Experiments addressing the mechanisms underlying our observations revealed a dramatic infiltrate of tumor lesions by CD4+ and CD8+ T cells. Both such lymphocyte subsets expressed the targets of our immunostimulatory mAbs, namely, PD-L1, CD137, and OX40. Interestingly, the co-administration of anti-PD-L1, anti-CD137 and anti-OX40 mAbs promoted the expression of their targets on T cells.

The cellular response orchestrated around interferon γ (IFNγ), perforin, and granzyme B is the ultimate effector mechanism of anticancer immunity and is significantly inhibited by the profound tolerogenic nature of the most tumors. The spontaneous immune reactivity against OVA is completely suppressed in our model, implying that the effector immune response elicited by the combinatorial administration of anti-PD-L1, anti-CD137, and anti-OX40 mAbs must be directed to other TAAs. We also ruled out the possibility that such response may be directed against the bacterial protein that regulates the tetracycline-repressible expression cassette employed or human MYC. Hence, an immune response targeting other, weak antigens must be involved. The nature of such antigens, however, remains elusive.

As a whole, our work demonstrates the efficacy of a triple immunostimulatory mAb-based approach acting on interrelated target molecules (Fig. 1). The efficacy of such an approach mainly relies on the release of PD-1-dependent immunosuppression coupled to dual, CD137- and OX40-driven co-stimulation.

Figure 1. Molecular mechanisms underlying the therapeutic efficacy of anti-PD-L1, anti-CD137, and anti-OX40 monoclonal antibodies. Interactions between a T lymphocyte and a cancer cell. In this setting, monoclonal antibodies (mAbs) targeting PD-L1 (B7-H1) are de-repressing T-cell activation while anti-CD137 (4–1BB) and anti-OX40 (CD134) mAbs provide robust co-stimulatory signals.

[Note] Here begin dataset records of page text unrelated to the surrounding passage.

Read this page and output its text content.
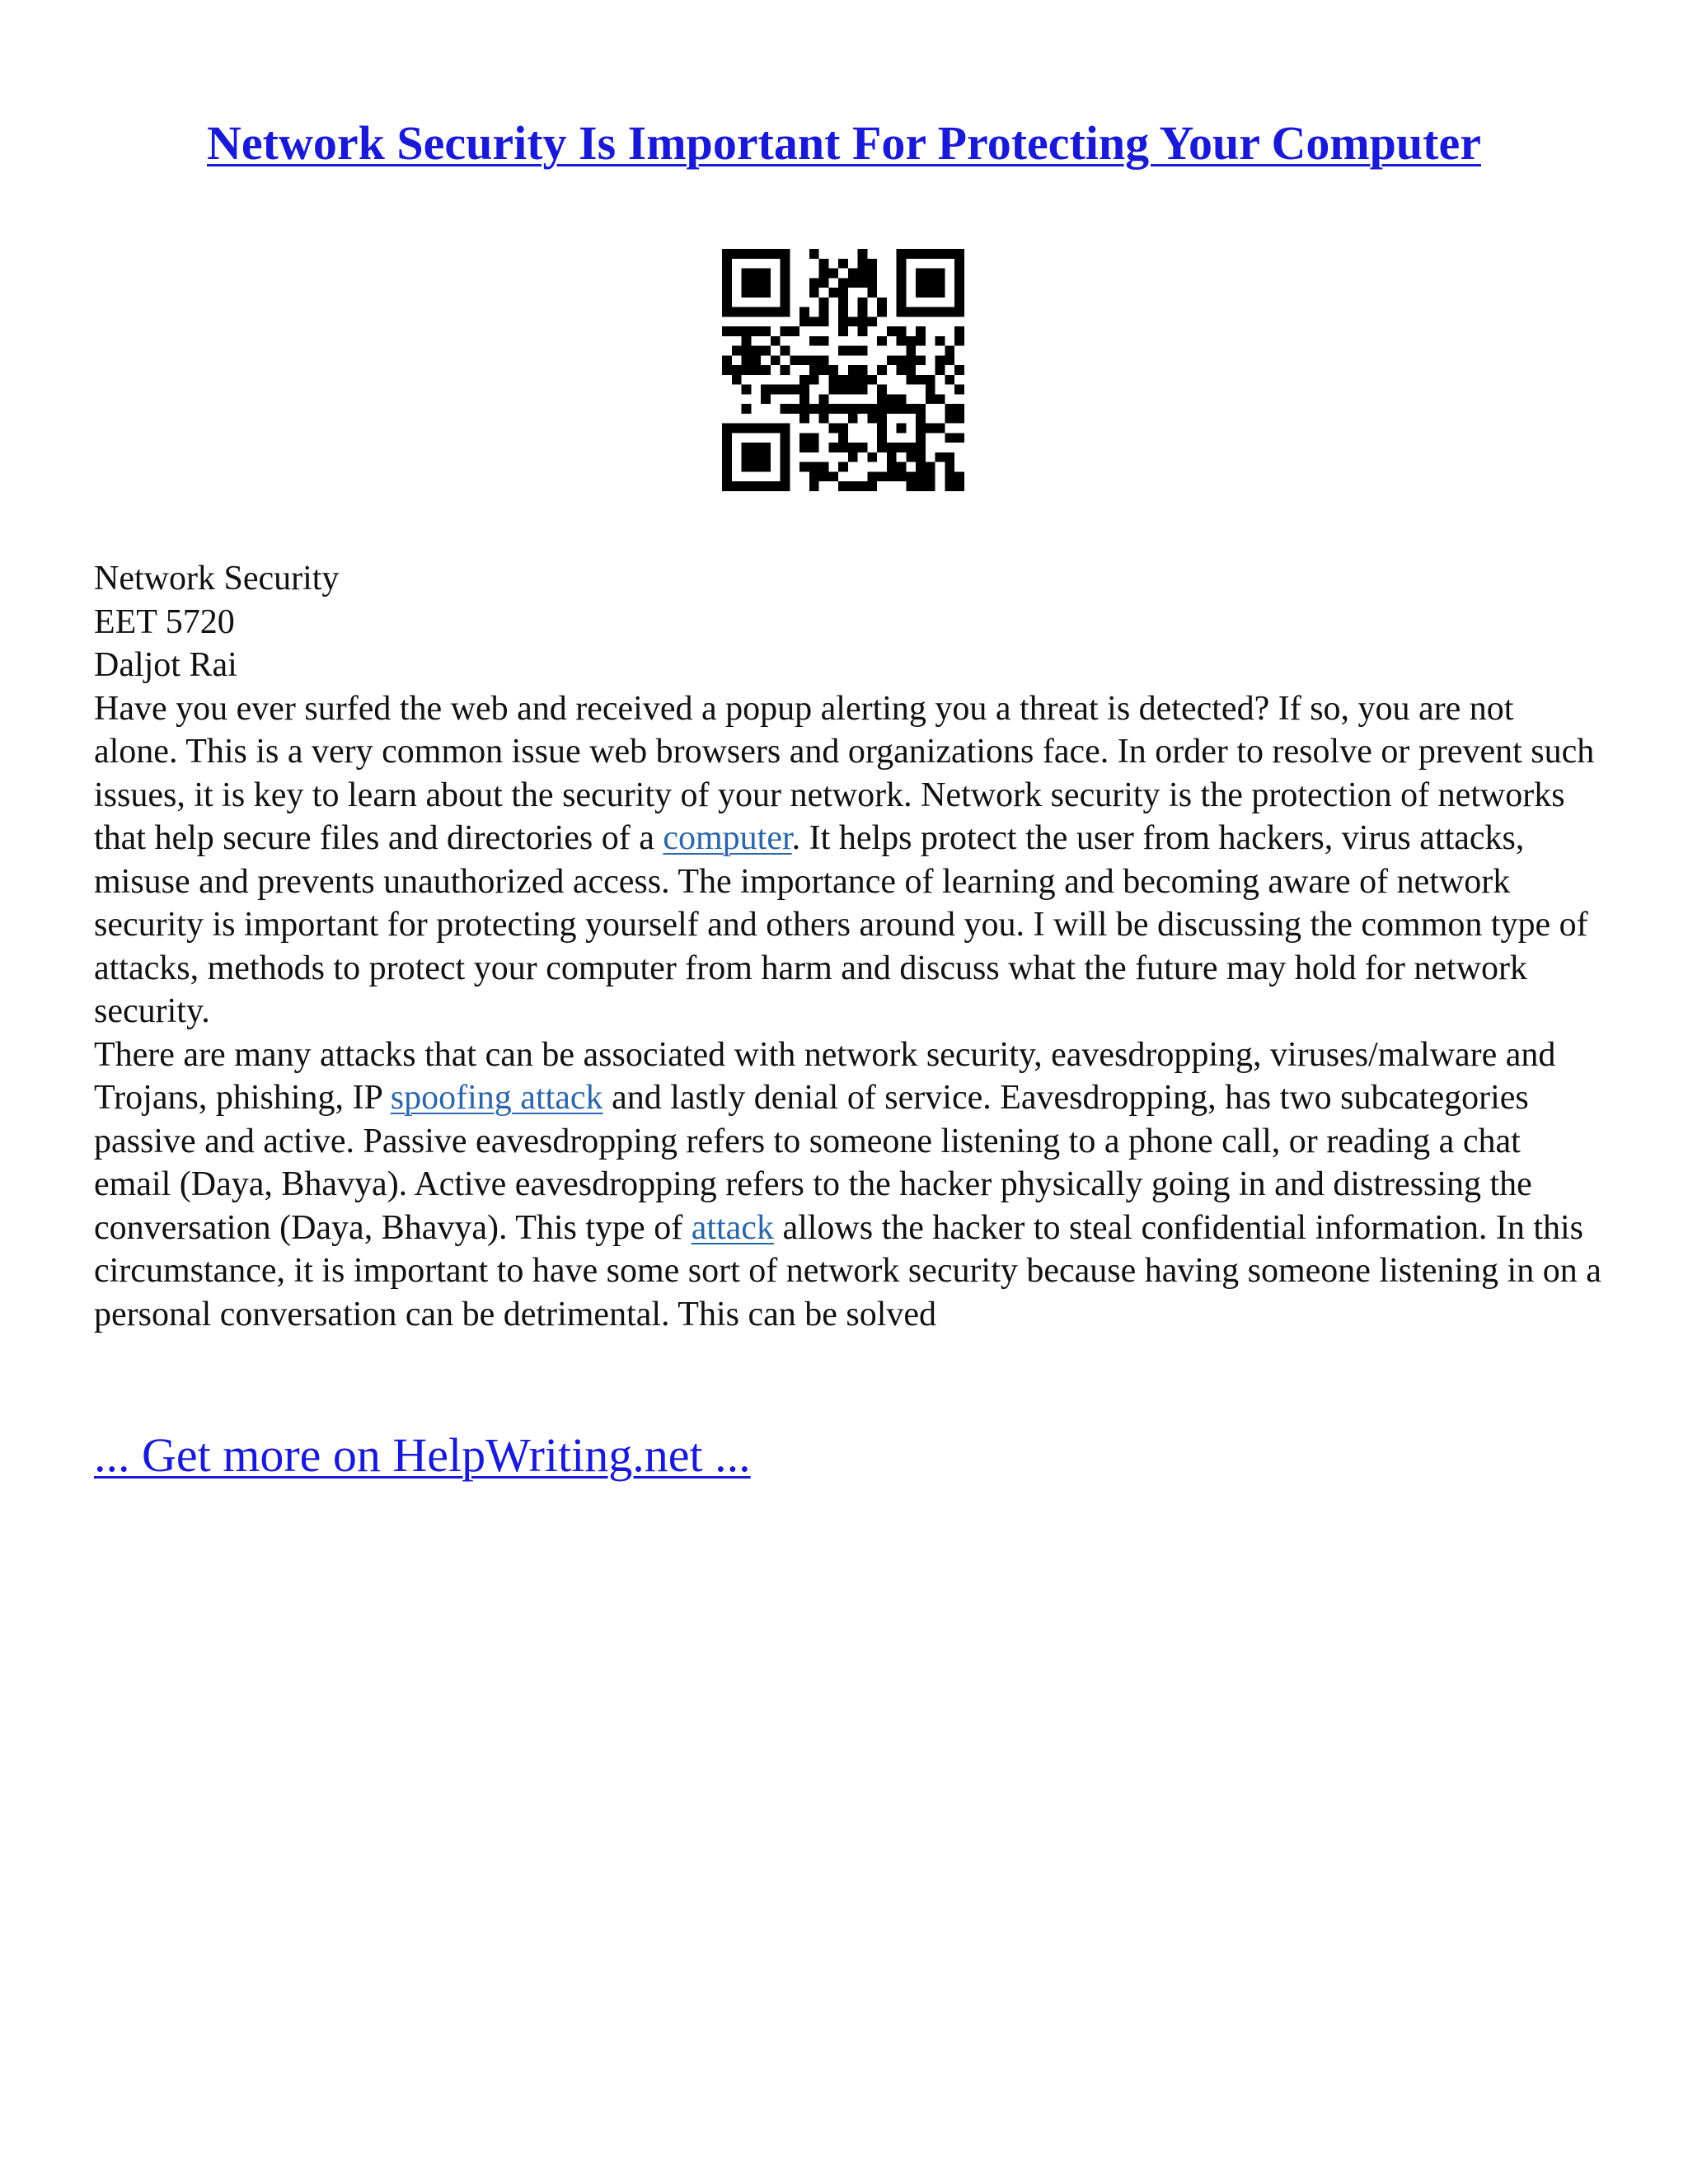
Network Security Is Important For Protecting Your Computer

Network Security

EET 5720

Daljot Rai

Have you ever surfed the web and received a popup alerting you a threat is detected? If so, you are not alone. This is a very common issue web browsers and organizations face. In order to resolve or prevent such issues, it is key to learn about the security of your network. Network security is the protection of networks that help secure files and directories of a computer. It helps protect the user from hackers, virus attacks, misuse and prevents unauthorized access. The importance of learning and becoming aware of network security is important for protecting yourself and others around you. I will be discussing the common type of attacks, methods to protect your computer from harm and discuss what the future may hold for network security.

There are many attacks that can be associated with network security, eavesdropping, viruses/malware and Trojans, phishing, IP spoofing attack and lastly denial of service. Eavesdropping, has two subcategories passive and active. Passive eavesdropping refers to someone listening to a phone call, or reading a chat email (Daya, Bhavya). Active eavesdropping refers to the hacker physically going in and distressing the conversation (Daya, Bhavya). This type of attack allows the hacker to steal confidential information. In this circumstance, it is important to have some sort of network security because having someone listening in on a personal conversation can be detrimental. This can be solved

... Get more on HelpWriting.net ...
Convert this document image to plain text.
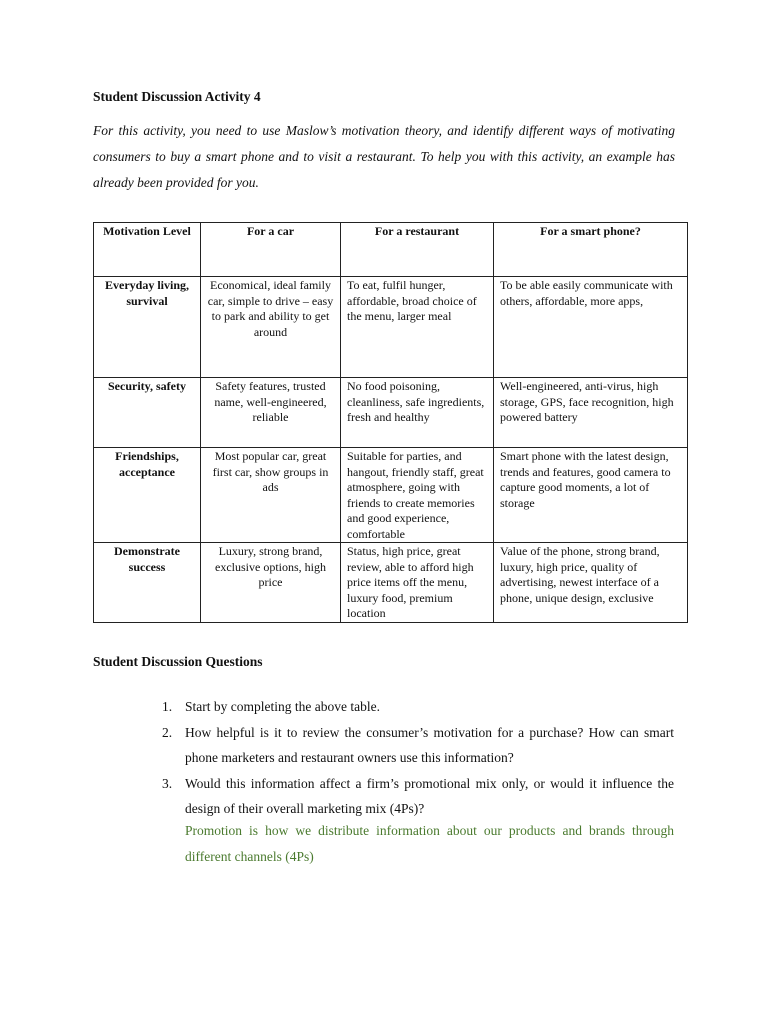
Student Discussion Activity 4

For this activity, you need to use Maslow’s motivation theory, and identify different ways of motivating consumers to buy a smart phone and to visit a restaurant. To help you with this activity, an example has already been provided for you.

Motivation Level	For a car	For a restaurant	For a smart phone?
Everyday living, survival	Economical, ideal family car, simple to drive – easy to park and ability to get around	To eat, fulfil hunger, affordable, broad choice of the menu, larger meal	To be able easily communicate with others, affordable, more apps,
Security, safety	Safety features, trusted name, well-engineered, reliable	No food poisoning, cleanliness, safe ingredients, fresh and healthy	Well-engineered, anti-virus, high storage, GPS, face recognition, high powered battery
Friendships, acceptance	Most popular car, great first car, show groups in ads	Suitable for parties, and hangout, friendly staff, great atmosphere, going with friends to create memories and good experience, comfortable	Smart phone with the latest design, trends and features, good camera to capture good moments, a lot of storage
Demonstrate success	Luxury, strong brand, exclusive options, high price	Status, high price, great review, able to afford high price items off the menu, luxury food, premium location	Value of the phone, strong brand, luxury, high price, quality of advertising, newest interface of a phone, unique design, exclusive
Student Discussion Questions
1. Start by completing the above table.
2. How helpful is it to review the consumer’s motivation for a purchase? How can smart phone marketers and restaurant owners use this information?
3. Would this information affect a firm’s promotional mix only, or would it influence the design of their overall marketing mix (4Ps)?

Promotion is how we distribute information about our products and brands through different channels (4Ps)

The field of HCC therapy is potentially very fertile for immunotherapy. For instance, an anti-CTLA4 mAb has recently been associated with signs of clinical activity in HCC patients, and an anti-PD-1 mAb is currently being tested in a multicenter clinical trial (NCT01658878). Our proof of concept study based on murine models supports the therapeutic potential of triple immunostimulatory mAb combinations. The addition of adoptive T-cell therapy further enhanced the efficacy of our approach, suggesting the value of testing immunotherapeutic regimens to the limit. Combinations are nowadays perceived as the most suitable strategy when seeking superior efficacy.